I'd much prefer the standard to be slim but useful, rather than
comprehensicve but filled with stuff hardly ever used (especially
if it can be easily programmed by a user should the rare need arise).
If users have to lookup the manual to find out the meaning of the
various comparison operators, they are better off using in place of
the implemented version their own implementation, created using inf and sup.
Thus my proposal is to ban the multitude of possible comparison
operators and to opt for a minimal number of them rather than for a
comprehensive number. (Even the Vienna proposal still has too many....)
In the many years I did practical work on intervals, I never needed any
comparison of intervals except for three, only two of which are in the
list of seven proposed in the motion:
a.in.b (= a.subset.b)
a.interior.b
a.disjoint.b (= a.precedes.b or b.precedes.a)
These are the ones that make immediate sense for intervals as sets
(which is their main use).

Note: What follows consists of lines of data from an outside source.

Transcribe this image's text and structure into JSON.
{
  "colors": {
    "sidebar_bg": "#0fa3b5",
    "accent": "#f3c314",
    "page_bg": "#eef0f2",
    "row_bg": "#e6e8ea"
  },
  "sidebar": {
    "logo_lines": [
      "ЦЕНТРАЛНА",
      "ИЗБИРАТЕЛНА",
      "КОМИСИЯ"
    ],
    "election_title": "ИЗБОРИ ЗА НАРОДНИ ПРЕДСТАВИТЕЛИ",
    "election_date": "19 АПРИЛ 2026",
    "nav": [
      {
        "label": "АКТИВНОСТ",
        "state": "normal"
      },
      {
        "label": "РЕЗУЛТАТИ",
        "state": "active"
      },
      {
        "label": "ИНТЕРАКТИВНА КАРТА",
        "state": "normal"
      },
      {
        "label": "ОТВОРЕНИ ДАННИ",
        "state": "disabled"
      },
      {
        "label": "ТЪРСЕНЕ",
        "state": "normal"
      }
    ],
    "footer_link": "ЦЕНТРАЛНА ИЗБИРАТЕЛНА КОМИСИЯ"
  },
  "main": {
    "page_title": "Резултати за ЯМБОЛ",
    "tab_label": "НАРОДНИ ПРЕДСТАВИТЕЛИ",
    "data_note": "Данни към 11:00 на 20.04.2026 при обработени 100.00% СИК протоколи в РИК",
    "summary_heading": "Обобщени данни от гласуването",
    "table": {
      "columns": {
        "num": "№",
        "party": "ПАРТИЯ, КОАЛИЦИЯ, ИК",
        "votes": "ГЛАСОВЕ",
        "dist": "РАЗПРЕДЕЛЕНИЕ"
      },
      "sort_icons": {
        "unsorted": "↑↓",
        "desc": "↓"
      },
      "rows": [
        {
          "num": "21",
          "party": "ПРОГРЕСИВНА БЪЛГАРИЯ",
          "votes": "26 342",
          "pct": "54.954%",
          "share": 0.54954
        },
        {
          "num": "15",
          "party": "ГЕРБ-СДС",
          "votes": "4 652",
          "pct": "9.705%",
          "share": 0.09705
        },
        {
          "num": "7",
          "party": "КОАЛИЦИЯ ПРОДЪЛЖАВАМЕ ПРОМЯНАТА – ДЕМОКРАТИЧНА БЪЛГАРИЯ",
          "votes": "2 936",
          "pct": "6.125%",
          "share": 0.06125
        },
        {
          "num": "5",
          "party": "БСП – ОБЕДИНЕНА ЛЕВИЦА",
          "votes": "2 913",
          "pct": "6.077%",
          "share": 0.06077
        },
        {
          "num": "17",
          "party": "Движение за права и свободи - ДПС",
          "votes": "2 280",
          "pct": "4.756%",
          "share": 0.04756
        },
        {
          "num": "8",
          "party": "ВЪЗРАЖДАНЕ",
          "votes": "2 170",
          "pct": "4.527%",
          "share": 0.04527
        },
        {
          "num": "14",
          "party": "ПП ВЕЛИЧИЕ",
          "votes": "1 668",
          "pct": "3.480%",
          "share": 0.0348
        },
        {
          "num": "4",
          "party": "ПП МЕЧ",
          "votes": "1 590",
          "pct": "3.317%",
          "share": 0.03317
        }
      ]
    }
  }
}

They are understandable directly and
unambiguously by their name, without the need to consult a manual.
The others might have nice theoretical properties, but practically, they
are virtually useless.
Or does anyone have an example for a real-life use of, say, the relation
<=, algebraically the nicest of those defined in the motion?
Even equality has no real use -- because of typical overestimation or
rounding errors, one cannot expect two intervals to be equal anyway,
unless one has simply cloned them.
Thus my recommendation is to vote NO on the motion, with the comment
that the vote would be reversed if only the relations in, interior,
and disjoint (and perhaps equal, for debugging) would be required.